Without respect for it's original intent,what respect is there,why not then throw it in the rubbish?


Let me put it another way. we live in 2020. So the constitution should be contextualised to the modern world.

Can you imagine if SpaceX took off and the US started a colony on Mars. Imagine if the first judge on mars writes a constitution and asks what would Thomas Jefferson or Geroge Washington say about land titles on mars? that would be farcical but technically its already redundant to be consulting with Andrew Jackson or Thomas Jefferson on how things are run now. It speaks loudly about why America is so polarised that half the population live in the past.


Based on this, you seem to be confusing "contextualism" with "Originalism"...

Setting that aside, what difference would the fact it was on Mars have to do with land rights? As long as the land was classified (and\or recognised) as belonging to the United States, the constitution would apply, regardless of being on a different planet (The constitution doesn't have a clause stating it only applies on earth, after all, and no change was needed (AFAIK) to bring Alaska and Hawaii under it, neither of which are directly connected to the states that were under it).

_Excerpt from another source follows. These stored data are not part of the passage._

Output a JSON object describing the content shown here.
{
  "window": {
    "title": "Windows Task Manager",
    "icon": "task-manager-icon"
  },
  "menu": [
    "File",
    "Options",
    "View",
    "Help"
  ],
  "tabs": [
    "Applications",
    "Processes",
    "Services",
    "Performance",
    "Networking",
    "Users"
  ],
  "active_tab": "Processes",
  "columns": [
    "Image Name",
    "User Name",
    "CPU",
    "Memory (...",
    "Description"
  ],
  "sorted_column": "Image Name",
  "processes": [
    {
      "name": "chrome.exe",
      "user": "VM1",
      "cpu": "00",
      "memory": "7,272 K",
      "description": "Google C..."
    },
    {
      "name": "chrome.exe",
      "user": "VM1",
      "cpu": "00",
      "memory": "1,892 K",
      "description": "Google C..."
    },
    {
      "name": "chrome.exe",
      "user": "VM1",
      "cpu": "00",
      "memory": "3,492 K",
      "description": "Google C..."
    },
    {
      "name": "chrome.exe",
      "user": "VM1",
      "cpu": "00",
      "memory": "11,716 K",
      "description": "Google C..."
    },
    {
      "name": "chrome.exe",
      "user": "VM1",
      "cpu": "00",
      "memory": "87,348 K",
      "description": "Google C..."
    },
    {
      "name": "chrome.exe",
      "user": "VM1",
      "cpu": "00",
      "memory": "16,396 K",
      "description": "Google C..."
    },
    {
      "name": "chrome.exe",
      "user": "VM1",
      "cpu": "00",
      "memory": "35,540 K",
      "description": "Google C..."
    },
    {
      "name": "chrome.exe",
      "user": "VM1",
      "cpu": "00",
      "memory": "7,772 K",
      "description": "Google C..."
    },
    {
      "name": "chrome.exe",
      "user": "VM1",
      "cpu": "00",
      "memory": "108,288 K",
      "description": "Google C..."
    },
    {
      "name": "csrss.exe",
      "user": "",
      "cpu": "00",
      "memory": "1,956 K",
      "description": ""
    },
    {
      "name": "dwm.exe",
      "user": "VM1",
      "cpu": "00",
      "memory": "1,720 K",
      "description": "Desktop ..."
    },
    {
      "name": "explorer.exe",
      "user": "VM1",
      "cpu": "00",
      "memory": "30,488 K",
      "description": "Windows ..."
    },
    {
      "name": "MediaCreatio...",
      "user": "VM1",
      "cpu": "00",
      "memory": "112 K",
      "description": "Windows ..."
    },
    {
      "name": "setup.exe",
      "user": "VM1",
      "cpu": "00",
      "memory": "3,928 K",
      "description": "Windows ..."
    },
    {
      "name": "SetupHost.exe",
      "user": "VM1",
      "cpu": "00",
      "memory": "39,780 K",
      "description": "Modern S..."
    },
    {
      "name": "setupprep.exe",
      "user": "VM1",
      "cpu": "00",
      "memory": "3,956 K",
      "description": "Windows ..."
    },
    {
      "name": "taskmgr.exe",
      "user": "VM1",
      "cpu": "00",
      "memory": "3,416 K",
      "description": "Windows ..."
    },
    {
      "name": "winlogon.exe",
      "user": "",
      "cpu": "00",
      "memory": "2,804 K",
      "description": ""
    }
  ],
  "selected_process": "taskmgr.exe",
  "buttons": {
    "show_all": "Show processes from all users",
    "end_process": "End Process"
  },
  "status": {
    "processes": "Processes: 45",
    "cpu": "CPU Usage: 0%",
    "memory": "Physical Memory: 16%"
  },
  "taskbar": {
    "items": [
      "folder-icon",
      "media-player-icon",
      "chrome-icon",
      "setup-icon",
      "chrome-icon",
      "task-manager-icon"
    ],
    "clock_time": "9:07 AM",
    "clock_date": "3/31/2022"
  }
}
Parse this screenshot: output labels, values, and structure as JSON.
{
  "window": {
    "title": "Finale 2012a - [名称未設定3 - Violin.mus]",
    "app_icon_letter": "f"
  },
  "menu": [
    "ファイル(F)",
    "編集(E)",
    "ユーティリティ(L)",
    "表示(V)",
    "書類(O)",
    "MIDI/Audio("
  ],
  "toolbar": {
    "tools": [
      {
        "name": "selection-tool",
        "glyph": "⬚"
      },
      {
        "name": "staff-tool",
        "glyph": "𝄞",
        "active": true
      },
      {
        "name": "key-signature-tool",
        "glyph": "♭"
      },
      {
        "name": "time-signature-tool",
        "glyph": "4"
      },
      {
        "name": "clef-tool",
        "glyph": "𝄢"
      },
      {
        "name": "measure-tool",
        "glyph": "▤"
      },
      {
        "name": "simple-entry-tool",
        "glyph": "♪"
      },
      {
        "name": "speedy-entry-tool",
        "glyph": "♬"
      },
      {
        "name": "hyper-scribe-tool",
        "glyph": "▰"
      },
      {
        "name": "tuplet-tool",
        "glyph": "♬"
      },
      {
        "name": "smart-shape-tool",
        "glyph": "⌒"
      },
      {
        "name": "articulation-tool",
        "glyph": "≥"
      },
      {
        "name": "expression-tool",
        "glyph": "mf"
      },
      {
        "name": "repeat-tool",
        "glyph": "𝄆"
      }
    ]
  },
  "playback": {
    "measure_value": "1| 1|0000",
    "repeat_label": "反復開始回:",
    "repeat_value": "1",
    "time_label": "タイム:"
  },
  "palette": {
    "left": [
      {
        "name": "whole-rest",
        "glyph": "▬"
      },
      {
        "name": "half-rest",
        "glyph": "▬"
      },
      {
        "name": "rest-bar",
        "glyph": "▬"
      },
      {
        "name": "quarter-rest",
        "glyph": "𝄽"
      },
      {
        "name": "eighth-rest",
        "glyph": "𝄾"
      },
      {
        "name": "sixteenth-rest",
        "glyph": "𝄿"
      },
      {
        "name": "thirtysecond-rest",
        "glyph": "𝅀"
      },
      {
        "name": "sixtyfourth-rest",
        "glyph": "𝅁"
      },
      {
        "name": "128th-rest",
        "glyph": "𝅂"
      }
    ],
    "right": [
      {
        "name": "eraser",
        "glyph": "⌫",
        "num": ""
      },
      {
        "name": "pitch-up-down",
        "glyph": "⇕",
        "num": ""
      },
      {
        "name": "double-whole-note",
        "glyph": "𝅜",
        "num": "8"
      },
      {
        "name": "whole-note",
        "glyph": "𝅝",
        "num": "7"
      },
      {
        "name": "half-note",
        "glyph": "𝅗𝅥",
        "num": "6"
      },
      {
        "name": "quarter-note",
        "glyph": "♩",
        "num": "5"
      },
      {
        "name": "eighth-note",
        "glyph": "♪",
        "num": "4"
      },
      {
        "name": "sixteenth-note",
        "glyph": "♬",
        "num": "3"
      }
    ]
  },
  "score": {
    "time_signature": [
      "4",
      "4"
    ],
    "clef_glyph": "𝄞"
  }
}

Similarly, were a constitution to be written as a seperate document on Mars, the only linkage to the existing one (or the writers therof) would be by choice, where they would be free to create a completely new document should they wish to be a seperate entity to the U.S.A., with no requirement to have any linkage to the one existing in the U.S.A. should they not wish to have it.

Similarly, taking your "3d printer" and gun parts argument earlier: An originalist doesn't need to be concerned with what the writers would have thought about using a 3d printer, as using a 3d printer to fabricate gun parts would likely be viewed by an originalist as being simply a tool (much like a hammer, lathe, etc.) and they would look at what was said about making the parts (is it restricted in the constitution, are the laws regarding their production, etc.), not how they were allowed to be made (unless there is something specifically addressing this). The "tools" used for the production would be of minimal importance: the act of performing the function, and requirements listed to be permitted to do so would likely be what they were concerned about.